CONTEXT: First year uni calculus course question
How would you determine, for $f(x,y)$, $g(x,y)$ and $h(x,y)$, whether the directional derivatives at the indicated points are $>0$, $<0$ or $=0$ in the directions of $v=(1,2)$ and $w=(2,1)$?
For example, I can tell $D_{v}f(x,y)=0$ since it is tangent to the curve (and perpendicular to $\nabla f$ making the dot product $0$). But I am unsure about the five other directional derivatives.
Any help would be greatly appreciated.
Given $z=f(x, y)$,
The directional derivative of $f$ at a some arbitrary point $P_0(x_0,y_0)$ in the direction of the unit vector $u=<u_1, u_2>$, denoted as $D_u f(x_0, y_0)$, is given by
$$D_u f(x_0, y_0) = ∇f \cdot u = |∇f||u| cos\theta = |∇f|cos\theta$$
where $\theta$ is the angle between the vectors $∇f$ and $u$.
Hence,
$1. D_u f(x_0, y_0) > 0$ whenever $|∇f|cos\theta > 0$
$2. D_u f(x_0, y_0) < 0$ whenever $|∇f|cos\theta < 0$
$3. D_u f(x_0, y_0) = 0$ whenever $|∇f|cos\theta = 0$
Note that in cases $1$ and $2$, the magnitude of the gradient is always positive. Hence, the sign of the directional derivative is determined by $\theta$. Thus, if we restrict $0 \le \theta \le \pi$,
$D_u f(x_0, y_0) = |∇f|cos\theta > 0$ whenever $0 \le \theta < \frac{\pi}{2}$
$D_u f(x_0, y_0) = |∇f|cos\theta < 0$ whenever $\frac{\pi}{2} < \theta \le \pi$
In case $3$, $D_u f(x_0, y_0) = |∇f|cos\theta = 0$ whenever $\theta = \frac{\pi}{2}$ or $|∇f|=0$, the latter of which is true iff $f_x = f_y = 0$, meaning that $P_0$ is either an extremum or a saddle point.
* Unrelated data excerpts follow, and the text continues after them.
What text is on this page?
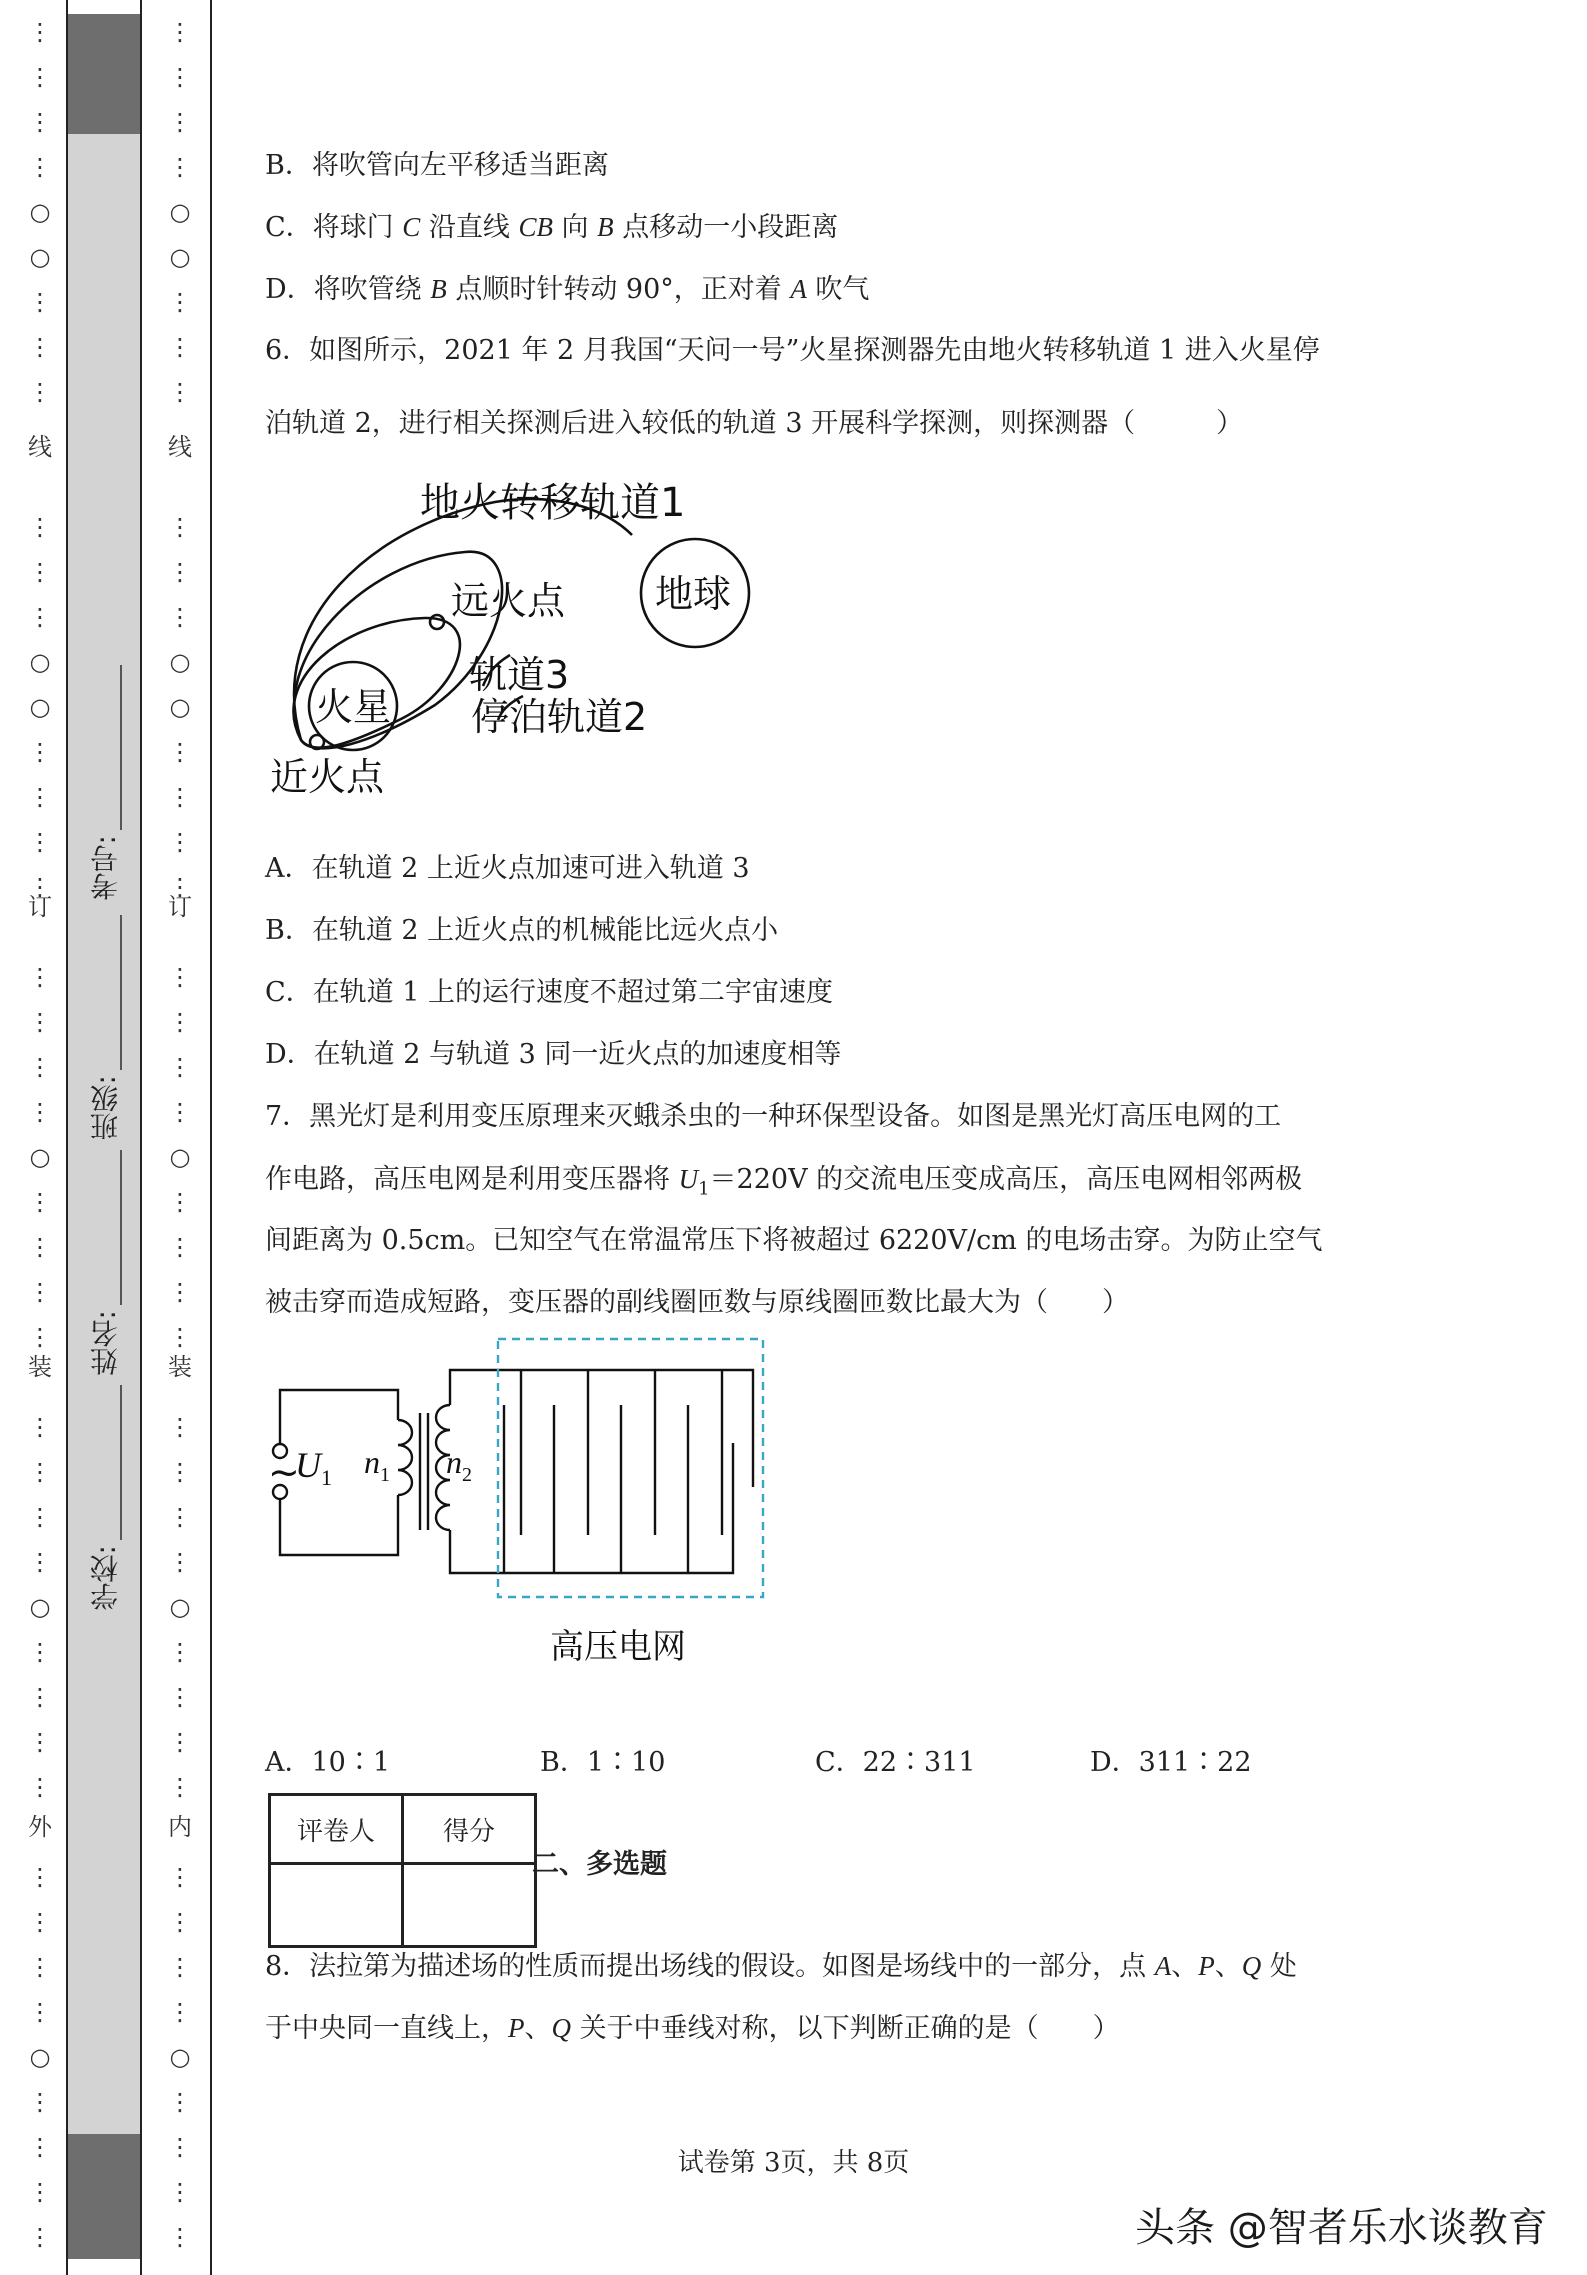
线
订
装
外
⋮
⋮
⋮
⋮
○
○
⋮
⋮
⋮
⋮
⋮
⋮
○
○
⋮
⋮
⋮
⋮
⋮
⋮
⋮
⋮
○
⋮
⋮
⋮
⋮
⋮
⋮
⋮
⋮
○
⋮
⋮
⋮
⋮
⋮
⋮
⋮
⋮
○
⋮
⋮
⋮
⋮
线
订
装
内
⋮
⋮
⋮
⋮
○
○
⋮
⋮
⋮
⋮
⋮
⋮
○
○
⋮
⋮
⋮
⋮
⋮
⋮
⋮
⋮
○
⋮
⋮
⋮
⋮
⋮
⋮
⋮
⋮
○
⋮
⋮
⋮
⋮
⋮
⋮
⋮
⋮
○
⋮
⋮
⋮
⋮
考号:
班级:
姓名:
学校:
B．将吹管向左平移适当距离
C．将球门 C 沿直线 CB 向 B 点移动一小段距离
D．将吹管绕 B 点顺时针转动 90°，正对着 A 吹气
6．如图所示，2021 年 2 月我国“天问一号”火星探测器先由地火转移轨道 1 进入火星停
泊轨道 2，进行相关探测后进入较低的轨道 3 开展科学探测，则探测器（　　　）
A．在轨道 2 上近火点加速可进入轨道 3
B．在轨道 2 上近火点的机械能比远火点小
C．在轨道 1 上的运行速度不超过第二宇宙速度
D．在轨道 2 与轨道 3 同一近火点的加速度相等
7．黑光灯是利用变压原理来灭蛾杀虫的一种环保型设备。如图是黑光灯高压电网的工
作电路，高压电网是利用变压器将 $U_1=220V$ 的交流电压变成高压，高压电网相邻两极
间距离为 0.5cm。已知空气在常温常压下将被超过 6220V/cm 的电场击穿。为防止空气
被击穿而造成短路，变压器的副线圈匝数与原线圈匝数比最大为（　　）
A．10∶1	B．1∶10	C．22∶311	D．311∶22
8．法拉第为描述场的性质而提出场线的假设。如图是场线中的一部分，点 A、P、Q 处
于中央同一直线上，P、Q 关于中垂线对称，以下判断正确的是（　　）
地火转移轨道1
地球
远火点
轨道3
停泊轨道2
火星
近火点
~
U 1 n 1 n 2
高压电网
评卷人	得分

二、多选题
试卷第 3页，共 8页
头条 @智者乐水谈教育
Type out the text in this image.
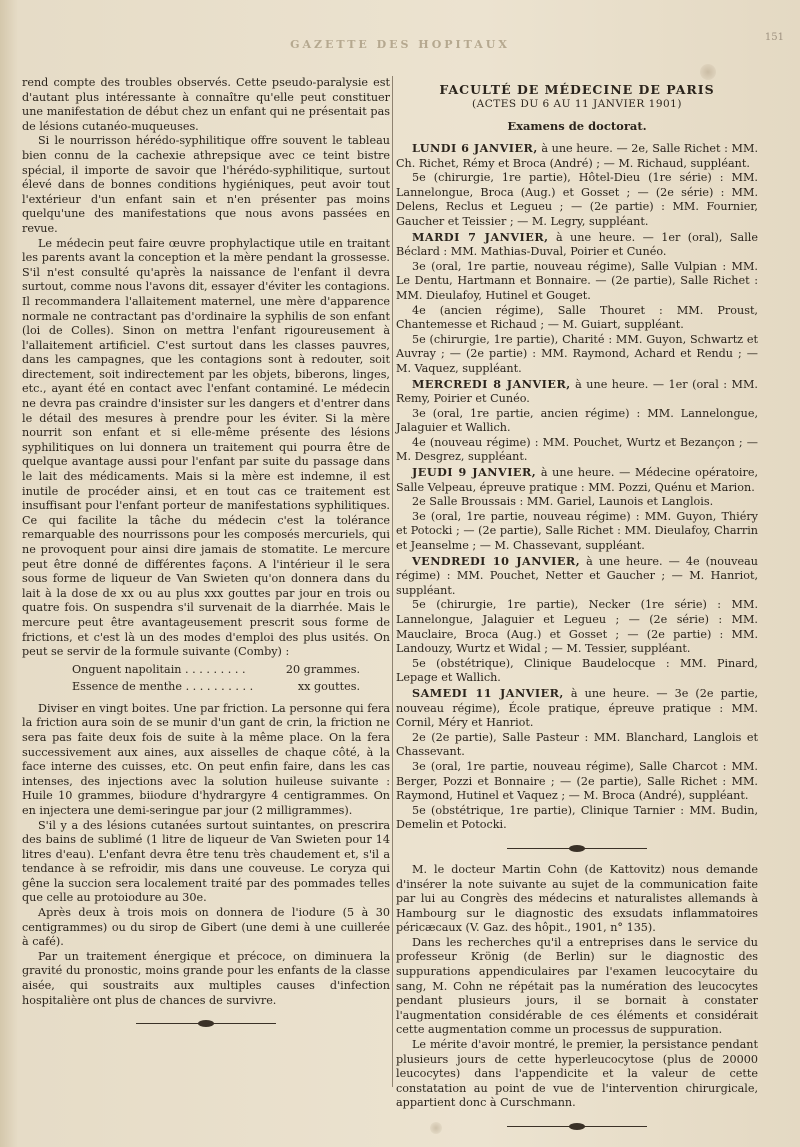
GAZETTE DES HOPITAUX
151

rend compte des troubles observés. Cette pseudo-paralysie est d'autant plus intéressante à connaître qu'elle peut constituer une manifestation de début chez un enfant qui ne présentait pas de lésions cutanéo-muqueuses.

Si le nourrisson hérédo-syphilitique offre souvent le tableau bien connu de la cachexie athrepsique avec ce teint bistre spécial, il importe de savoir que l'hérédo-syphilitique, surtout élevé dans de bonnes conditions hygiéniques, peut avoir tout l'extérieur d'un enfant sain et n'en présenter pas moins quelqu'une des manifestations que nous avons passées en revue.

Le médecin peut faire œuvre prophylactique utile en traitant les parents avant la conception et la mère pendant la grossesse. S'il n'est consulté qu'après la naissance de l'enfant il devra surtout, comme nous l'avons dit, essayer d'éviter les contagions. Il recommandera l'allaitement maternel, une mère d'apparence normale ne contractant pas d'ordinaire la syphilis de son enfant (loi de Colles). Sinon on mettra l'enfant rigoureusement à l'allaitement artificiel. C'est surtout dans les classes pauvres, dans les campagnes, que les contagions sont à redouter, soit directement, soit indirectement par les objets, biberons, linges, etc., ayant été en contact avec l'enfant contaminé. Le médecin ne devra pas craindre d'insister sur les dangers et d'entrer dans le détail des mesures à prendre pour les éviter. Si la mère nourrit son enfant et si elle-même présente des lésions syphilitiques on lui donnera un traitement qui pourra être de quelque avantage aussi pour l'enfant par suite du passage dans le lait des médicaments. Mais si la mère est indemne, il est inutile de procéder ainsi, et en tout cas ce traitement est insuffisant pour l'enfant porteur de manifestations syphilitiques. Ce qui facilite la tâche du médecin c'est la tolérance remarquable des nourrissons pour les composés mercuriels, qui ne provoquent pour ainsi dire jamais de stomatite. Le mercure peut être donné de différentes façons. A l'intérieur il le sera sous forme de liqueur de Van Swieten qu'on donnera dans du lait à la dose de xx ou au plus xxx gouttes par jour en trois ou quatre fois. On suspendra s'il survenait de la diarrhée. Mais le mercure peut être avantageusement prescrit sous forme de frictions, et c'est là un des modes d'emploi des plus usités. On peut se servir de la formule suivante (Comby) :

Onguent napolitain . . . . . . . . .	20 grammes.
Essence de menthe . . . . . . . . . .	xx gouttes.

Diviser en vingt boites. Une par friction. La personne qui fera la friction aura soin de se munir d'un gant de crin, la friction ne sera pas faite deux fois de suite à la même place. On la fera successivement aux aines, aux aisselles de chaque côté, à la face interne des cuisses, etc. On peut enfin faire, dans les cas intenses, des injections avec la solution huileuse suivante : Huile 10 grammes, biiodure d'hydrargyre 4 centigrammes. On en injectera une demi-seringue par jour (2 milligrammes).

S'il y a des lésions cutanées surtout suintantes, on prescrira des bains de sublimé (1 litre de liqueur de Van Swieten pour 14 litres d'eau). L'enfant devra être tenu très chaudement et, s'il a tendance à se refroidir, mis dans une couveuse. Le coryza qui gêne la succion sera localement traité par des pommades telles que celle au protoiodure au 30e.

Après deux à trois mois on donnera de l'iodure (5 à 30 centigrammes) ou du sirop de Gibert (une demi à une cuillerée à café).

Par un traitement énergique et précoce, on diminuera la gravité du pronostic, moins grande pour les enfants de la classe aisée, qui soustraits aux multiples causes d'infection hospitalière ont plus de chances de survivre.

FACULTÉ DE MÉDECINE DE PARIS
(ACTES DU 6 AU 11 JANVIER 1901)
Examens de doctorat.

LUNDI 6 JANVIER, à une heure. — 2e, Salle Richet : MM. Ch. Richet, Rémy et Broca (André) ; — M. Richaud, suppléant.

5e (chirurgie, 1re partie), Hôtel-Dieu (1re série) : MM. Lannelongue, Broca (Aug.) et Gosset ; — (2e série) : MM. Delens, Reclus et Legueu ; — (2e partie) : MM. Fournier, Gaucher et Teissier ; — M. Legry, suppléant.

MARDI 7 JANVIER, à une heure. — 1er (oral), Salle Béclard : MM. Mathias-Duval, Poirier et Cunéo.

3e (oral, 1re partie, nouveau régime), Salle Vulpian : MM. Le Dentu, Hartmann et Bonnaire. — (2e partie), Salle Richet : MM. Dieulafoy, Hutinel et Gouget.

4e (ancien régime), Salle Thouret : MM. Proust, Chantemesse et Richaud ; — M. Guiart, suppléant.

5e (chirurgie, 1re partie), Charité : MM. Guyon, Schwartz et Auvray ; — (2e partie) : MM. Raymond, Achard et Rendu ; — M. Vaquez, suppléant.

MERCREDI 8 JANVIER, à une heure. — 1er (oral : MM. Remy, Poirier et Cunéo.

3e (oral, 1re partie, ancien régime) : MM. Lannelongue, Jalaguier et Wallich.

4e (nouveau régime) : MM. Pouchet, Wurtz et Bezançon ; — M. Desgrez, suppléant.

JEUDI 9 JANVIER, à une heure. — Médecine opératoire, Salle Velpeau, épreuve pratique : MM. Pozzi, Quénu et Marion.

2e Salle Broussais : MM. Gariel, Launois et Langlois.

3e (oral, 1re partie, nouveau régime) : MM. Guyon, Thiéry et Potocki ; — (2e partie), Salle Richet : MM. Dieulafoy, Charrin et Jeanselme ; — M. Chassevant, suppléant.

VENDREDI 10 JANVIER, à une heure. — 4e (nouveau régime) : MM. Pouchet, Netter et Gaucher ; — M. Hanriot, suppléant.

5e (chirurgie, 1re partie), Necker (1re série) : MM. Lannelongue, Jalaguier et Legueu ; — (2e série) : MM. Mauclaire, Broca (Aug.) et Gosset ; — (2e partie) : MM. Landouzy, Wurtz et Widal ; — M. Tessier, suppléant.

5e (obstétrique), Clinique Baudelocque : MM. Pinard, Lepage et Wallich.

SAMEDI 11 JANVIER, à une heure. — 3e (2e partie, nouveau régime), École pratique, épreuve pratique : MM. Cornil, Méry et Hanriot.

2e (2e partie), Salle Pasteur : MM. Blanchard, Langlois et Chassevant.

3e (oral, 1re partie, nouveau régime), Salle Charcot : MM. Berger, Pozzi et Bonnaire ; — (2e partie), Salle Richet : MM. Raymond, Hutinel et Vaquez ; — M. Broca (André), suppléant.

5e (obstétrique, 1re partie), Clinique Tarnier : MM. Budin, Demelin et Potocki.

M. le docteur Martin Cohn (de Kattovitz) nous demande d'insérer la note suivante au sujet de la communication faite par lui au Congrès des médecins et naturalistes allemands à Hambourg sur le diagnostic des exsudats inflammatoires péricæcaux (V. Gaz. des hôpit., 1901, n° 135).

Dans les recherches qu'il a entreprises dans le service du professeur Krönig (de Berlin) sur le diagnostic des suppurations appendiculaires par l'examen leucocytaire du sang, M. Cohn ne répétait pas la numération des leucocytes pendant plusieurs jours, il se bornait à constater l'augmentation considérable de ces éléments et considérait cette augmentation comme un processus de suppuration.

Le mérite d'avoir montré, le premier, la persistance pendant plusieurs jours de cette hyperleucocytose (plus de 20000 leucocytes) dans l'appendicite et la valeur de cette constatation au point de vue de l'intervention chirurgicale, appartient donc à Curschmann.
Therefore, examine the angle $\theta$ between the gradient, or $∇f$, and the given vector ($v$ or $w$), in each graph, and use the criteria outlined immediately above to determine your answer.
If you're wondering where the gradient, or $∇f$, is on the graph, the gradient is a vector that is always perpendicular to a level curve (the proof of this is another matter entirely). It's not depicted in the graph, so you have to imagine it, which isn't hard. First, imagine a line tangent to the level curve that passes through your given point. Then, imagine a vector that is perpendicular to the tangent line whose initial point is the given point. Now, you will have two choices in terms of the direction of the gradient because there are two directions the gradient can point and still be perpendicular to the tangent line. For these purposes, I believe it is safe to assume that it will point in the direction in which the level curves are "increasing" because the direction of the gradient is the direction of maximum ascent (again, the proof of which is another matter). In other words, notice that your teacher has written a constant number next to each level curve... the gradient is perpendicular to the level curve and follows the direction in which those constant numbers are increasing.